Ifception


You know that smell.

We all do.

It’s a smell of a new.

New car. New furniture. New project.

It’s an excitement to work on a brand new project.

Everything goes smoothly. You are finishing one feature after another very quickly. But, after a while, this started to change. The features take longer to finish and the first bugs occur in your code.

What’s going on?

The reason for this could be that the code is becoming messier the longer you are working on it.

You will know this is true if some of the following are true:

  • Methods are too long and have too many parameters
  • There is duplicated code all over the place
  • Names of your fields, methods, and properties do not represent what they do
  • You have classes that do too many things. How to recognize them? Check the number of lines in the code. Or, if a class has “Helper”, “Manager” or “Utils” in its name, then there is a high chance that the class has too many responsibilities.
  • There is a lot of nested if logic. If inside an if, inside an if statement.

I call this Ifception.

But, there is more.

The clients require the changes all the time, so having to go to the codebase and change something can be a huge pain.

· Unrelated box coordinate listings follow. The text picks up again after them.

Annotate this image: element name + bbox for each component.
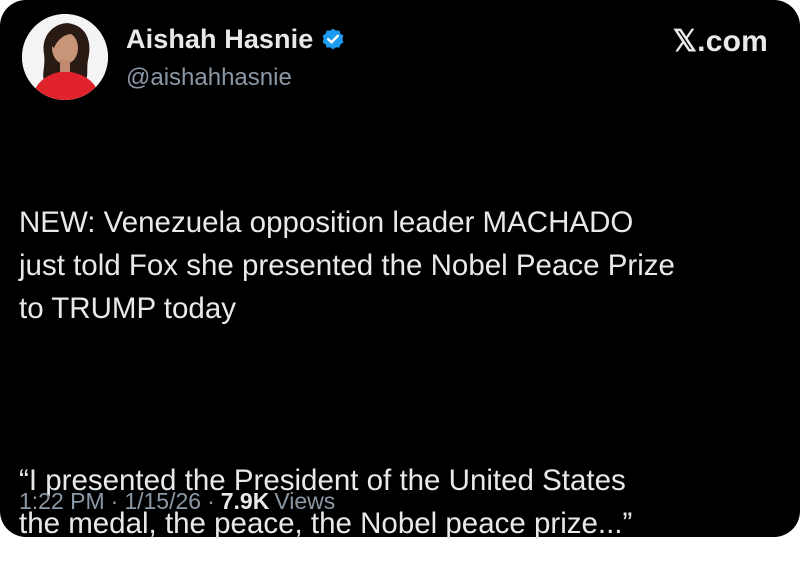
tweet-meta: 1:22 PM · 1/15/26 · 7.9K Views [19,488,335,515]
views-label: Views [274,488,336,514]
tweet-card: Aishah Hasnie @aishahhasnie 𝕏.com NEW: V… [0,0,800,540]
meta-separator: · [110,488,119,514]
tweet-date[interactable]: 1/15/26 [124,488,201,515]
brand-logo-text: 𝕏.com [672,25,768,58]
tweet-time[interactable]: 1:22 PM [19,488,105,515]
author-handle[interactable]: @aishahhasnie [126,64,292,92]
author-name-row: Aishah Hasnie [126,24,346,55]
tweet-paragraph-1: NEW: Venezuela opposition leader MACHADO… [19,206,675,325]
avatar[interactable] [22,14,108,100]
profile-photo [22,14,108,100]
tweet-body: NEW: Venezuela opposition leader MACHADO… [19,158,789,588]
views-count: 7.9K [220,488,270,514]
verified-badge-icon [322,28,344,49]
meta-separator: · [207,488,215,514]
author-display-name[interactable]: Aishah Hasnie [126,24,313,55]
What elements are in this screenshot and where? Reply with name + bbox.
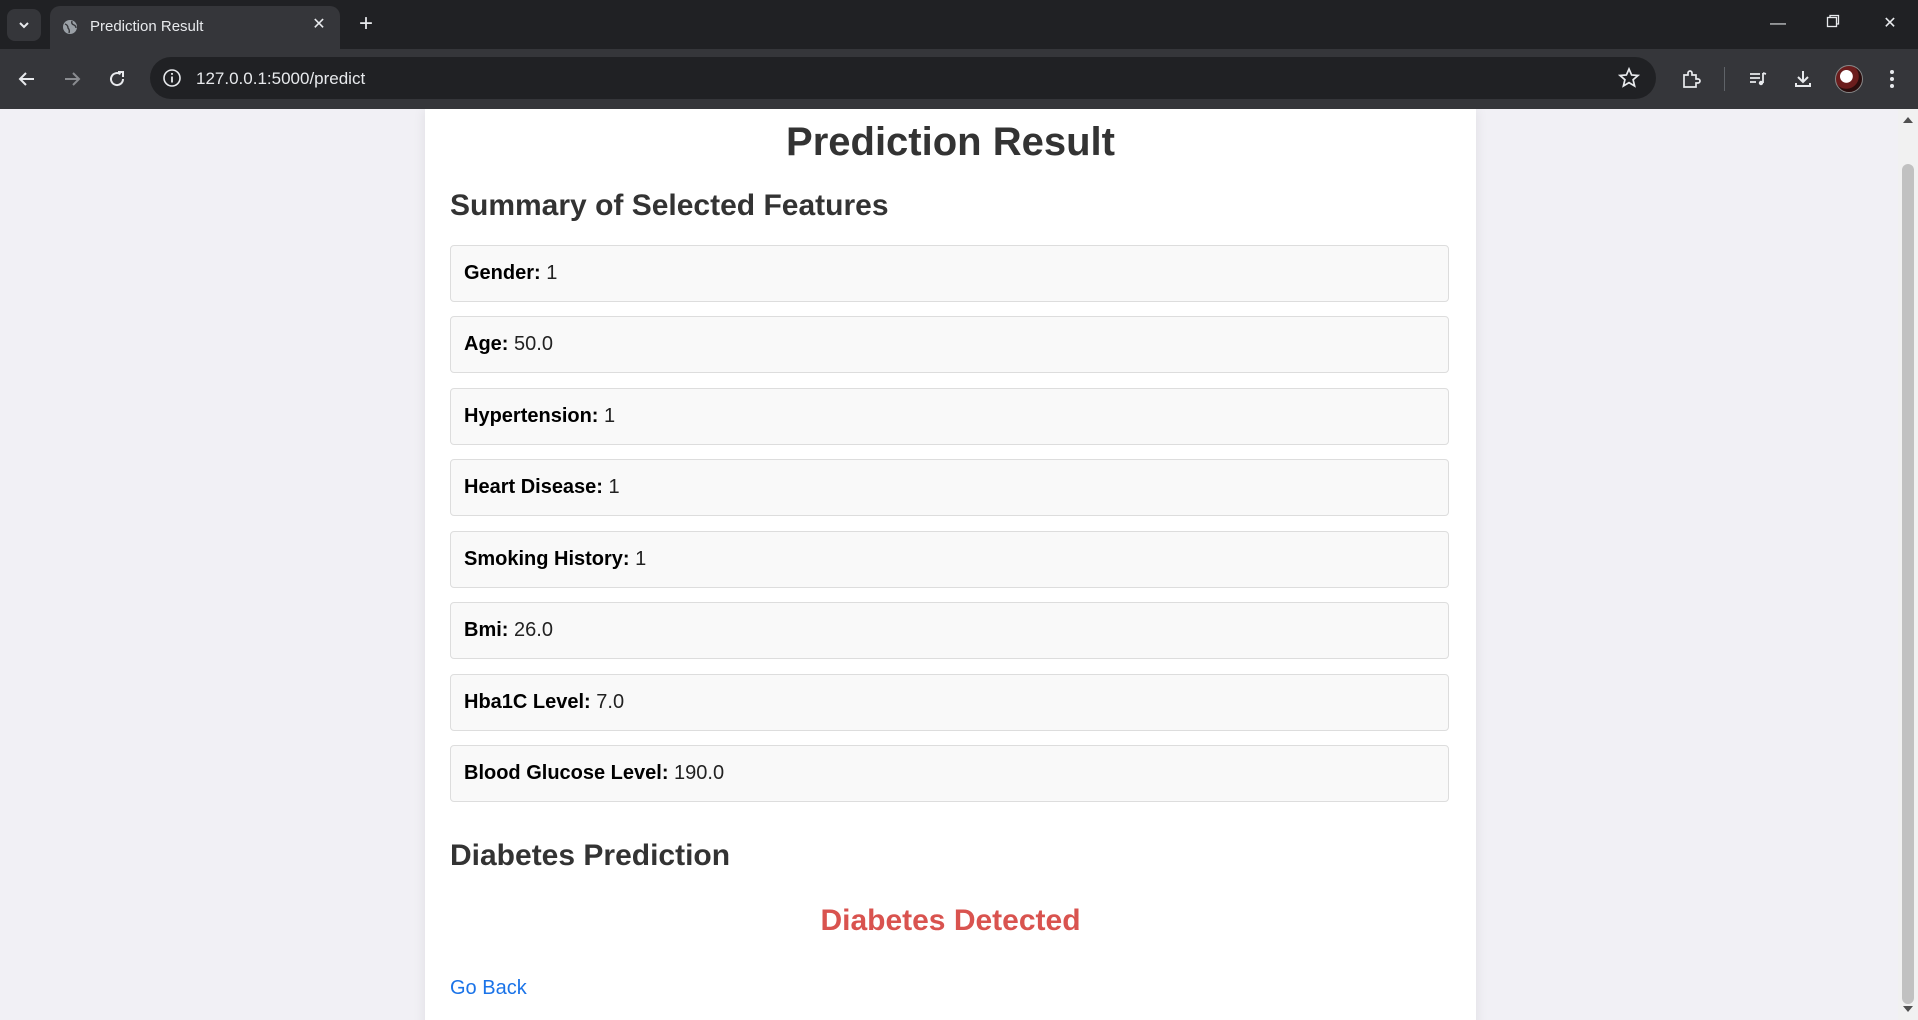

Does it have to be like that?

No, and let me explain. If you do all of this:

  • Names of your fields, methods, and properties clearly express what they mean
  • Methods are short and have few parameters
  • Duplicated code is extracted into separate methods
  • The classes have few responsibilities
  • There are no nested if statements

Then it will be easier to have a clean, maintainable code.

A code that will smell as fresh much longer. A code that will be easier to change. A code that will have fewer bugs.